We went up to Yellowstone last weekend (June 19)...and I'm finally posting a few of the highlights. We went up Sunday (Father's Day) after church and came out Tuesday mid day. Weather cooperated and we didn't get snowed on like the forecast predicted. We stayed right in the park in one of the campgrounds in our trailer. Warning to all...obey all the bear and food rules they blast you with when you check in. We left a sealed bucket of dog food and a cooler outside underneath the trailer while we went for our ride around on Monday and came back to a $75 ticket and a lecture from a ranger. 
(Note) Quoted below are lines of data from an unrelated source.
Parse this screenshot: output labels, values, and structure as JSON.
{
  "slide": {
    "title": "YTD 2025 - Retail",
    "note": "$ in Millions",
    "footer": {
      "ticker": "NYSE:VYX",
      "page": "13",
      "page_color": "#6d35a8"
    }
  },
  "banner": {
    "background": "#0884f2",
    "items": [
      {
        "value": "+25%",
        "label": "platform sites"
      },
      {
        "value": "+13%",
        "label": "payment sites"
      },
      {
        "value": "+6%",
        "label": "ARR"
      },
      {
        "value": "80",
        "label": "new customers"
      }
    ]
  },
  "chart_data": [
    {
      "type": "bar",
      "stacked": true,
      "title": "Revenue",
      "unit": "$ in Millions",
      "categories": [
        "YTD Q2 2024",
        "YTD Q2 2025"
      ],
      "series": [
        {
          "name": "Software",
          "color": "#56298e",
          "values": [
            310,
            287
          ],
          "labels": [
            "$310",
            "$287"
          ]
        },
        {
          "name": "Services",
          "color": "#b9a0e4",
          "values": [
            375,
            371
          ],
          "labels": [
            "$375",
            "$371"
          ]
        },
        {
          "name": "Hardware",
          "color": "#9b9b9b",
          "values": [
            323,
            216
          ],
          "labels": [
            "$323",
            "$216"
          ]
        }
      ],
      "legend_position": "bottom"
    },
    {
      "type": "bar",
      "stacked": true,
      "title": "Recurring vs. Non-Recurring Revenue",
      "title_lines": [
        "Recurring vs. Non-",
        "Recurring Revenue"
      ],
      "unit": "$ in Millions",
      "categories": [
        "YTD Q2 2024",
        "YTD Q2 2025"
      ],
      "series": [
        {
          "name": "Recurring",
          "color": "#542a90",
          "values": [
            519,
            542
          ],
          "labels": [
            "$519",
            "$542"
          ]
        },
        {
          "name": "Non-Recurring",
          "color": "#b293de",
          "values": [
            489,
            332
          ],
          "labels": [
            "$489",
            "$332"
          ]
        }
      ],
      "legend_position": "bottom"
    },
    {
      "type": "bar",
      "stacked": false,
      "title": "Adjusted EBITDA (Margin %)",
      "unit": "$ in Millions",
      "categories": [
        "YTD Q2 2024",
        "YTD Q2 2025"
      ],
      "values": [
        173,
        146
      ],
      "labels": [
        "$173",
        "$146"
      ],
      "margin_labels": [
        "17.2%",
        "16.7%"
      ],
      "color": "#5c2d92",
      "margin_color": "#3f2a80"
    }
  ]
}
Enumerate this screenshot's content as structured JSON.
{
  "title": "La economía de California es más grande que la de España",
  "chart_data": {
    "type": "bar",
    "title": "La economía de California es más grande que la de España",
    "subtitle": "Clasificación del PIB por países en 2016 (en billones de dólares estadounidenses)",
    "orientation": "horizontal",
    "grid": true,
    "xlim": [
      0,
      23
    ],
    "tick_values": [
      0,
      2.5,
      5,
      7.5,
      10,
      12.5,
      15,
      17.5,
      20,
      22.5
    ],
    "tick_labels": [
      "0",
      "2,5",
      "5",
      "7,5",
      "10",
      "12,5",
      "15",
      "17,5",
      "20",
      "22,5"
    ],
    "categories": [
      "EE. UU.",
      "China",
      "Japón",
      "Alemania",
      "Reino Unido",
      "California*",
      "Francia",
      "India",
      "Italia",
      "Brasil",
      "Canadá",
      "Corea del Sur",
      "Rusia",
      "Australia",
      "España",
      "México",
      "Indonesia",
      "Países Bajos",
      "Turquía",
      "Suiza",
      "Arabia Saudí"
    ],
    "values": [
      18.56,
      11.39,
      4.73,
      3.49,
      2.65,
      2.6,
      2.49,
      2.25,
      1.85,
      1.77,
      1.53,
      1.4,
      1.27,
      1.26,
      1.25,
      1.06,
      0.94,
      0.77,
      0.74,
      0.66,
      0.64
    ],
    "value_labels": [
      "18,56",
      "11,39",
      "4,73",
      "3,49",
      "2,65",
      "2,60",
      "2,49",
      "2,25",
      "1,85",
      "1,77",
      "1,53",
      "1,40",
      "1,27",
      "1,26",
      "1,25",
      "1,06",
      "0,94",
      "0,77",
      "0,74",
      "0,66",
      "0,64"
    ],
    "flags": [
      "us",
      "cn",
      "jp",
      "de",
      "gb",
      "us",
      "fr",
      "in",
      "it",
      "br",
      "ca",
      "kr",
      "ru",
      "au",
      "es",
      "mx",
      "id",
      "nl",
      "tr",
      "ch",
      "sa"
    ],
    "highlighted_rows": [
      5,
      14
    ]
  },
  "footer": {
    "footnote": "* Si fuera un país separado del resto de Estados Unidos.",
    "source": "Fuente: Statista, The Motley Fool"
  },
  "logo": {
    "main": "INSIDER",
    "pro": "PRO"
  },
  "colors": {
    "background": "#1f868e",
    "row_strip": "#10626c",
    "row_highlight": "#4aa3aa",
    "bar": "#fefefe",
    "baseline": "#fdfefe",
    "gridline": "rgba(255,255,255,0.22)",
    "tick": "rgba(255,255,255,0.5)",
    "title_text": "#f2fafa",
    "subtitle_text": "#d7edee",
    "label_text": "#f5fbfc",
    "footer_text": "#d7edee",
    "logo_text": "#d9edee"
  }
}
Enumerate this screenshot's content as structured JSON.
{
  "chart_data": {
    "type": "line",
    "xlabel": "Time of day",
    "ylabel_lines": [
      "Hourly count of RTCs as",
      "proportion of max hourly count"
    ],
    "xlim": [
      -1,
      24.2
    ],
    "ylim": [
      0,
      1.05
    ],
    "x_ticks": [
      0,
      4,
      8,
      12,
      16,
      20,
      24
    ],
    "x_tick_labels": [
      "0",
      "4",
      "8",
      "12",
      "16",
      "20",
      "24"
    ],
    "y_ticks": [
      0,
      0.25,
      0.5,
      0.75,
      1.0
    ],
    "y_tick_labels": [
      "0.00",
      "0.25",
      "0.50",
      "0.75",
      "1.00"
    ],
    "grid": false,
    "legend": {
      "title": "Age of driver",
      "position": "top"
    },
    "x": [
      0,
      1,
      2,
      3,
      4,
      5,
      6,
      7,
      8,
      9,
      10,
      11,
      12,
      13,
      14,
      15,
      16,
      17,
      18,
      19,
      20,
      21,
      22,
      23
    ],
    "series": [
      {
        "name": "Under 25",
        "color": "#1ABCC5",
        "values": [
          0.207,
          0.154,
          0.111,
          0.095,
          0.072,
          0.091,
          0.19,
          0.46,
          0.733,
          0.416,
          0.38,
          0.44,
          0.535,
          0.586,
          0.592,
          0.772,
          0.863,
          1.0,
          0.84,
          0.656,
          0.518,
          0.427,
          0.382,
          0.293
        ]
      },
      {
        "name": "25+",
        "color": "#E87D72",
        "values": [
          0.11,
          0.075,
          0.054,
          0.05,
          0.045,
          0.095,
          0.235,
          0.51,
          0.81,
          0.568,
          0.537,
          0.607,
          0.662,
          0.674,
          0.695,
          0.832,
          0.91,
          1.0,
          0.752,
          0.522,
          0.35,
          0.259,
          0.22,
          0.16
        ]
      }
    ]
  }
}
We saw the usual elk deer moose bison coyotes...Old Faithful of course. Still a lot of snow in many areas of the park. More bull bison than normally remember and some really cute new elk calves. The highlight was a sow grizz with her two one-year old cubs. We only got to watch her a minute or two from the road before she rambled them all up a creek bottom and over the hill out of sight. We grabbed the binos and spotting scope and went for about 1/2 mile hike to a raised bluff above the creek bottom. Once there we found the bears again but also a den of 5 wolves. We watched the three bears chase wolves and scatter the entire den for 30 minutes. Even the bear cubs were in on the chasing as well. They were as big as the wolves and seemed to outrun their mother. What an experience the kids will never forget. Not the best pics but they were through the spotting scope. We never could get the wolves to stand still long enough for a photo.


----------



## sawsman (Sep 13, 2007)

Nice.

Those grizz look like they were about my type of distance away. Swarovski distance is good by me...


----------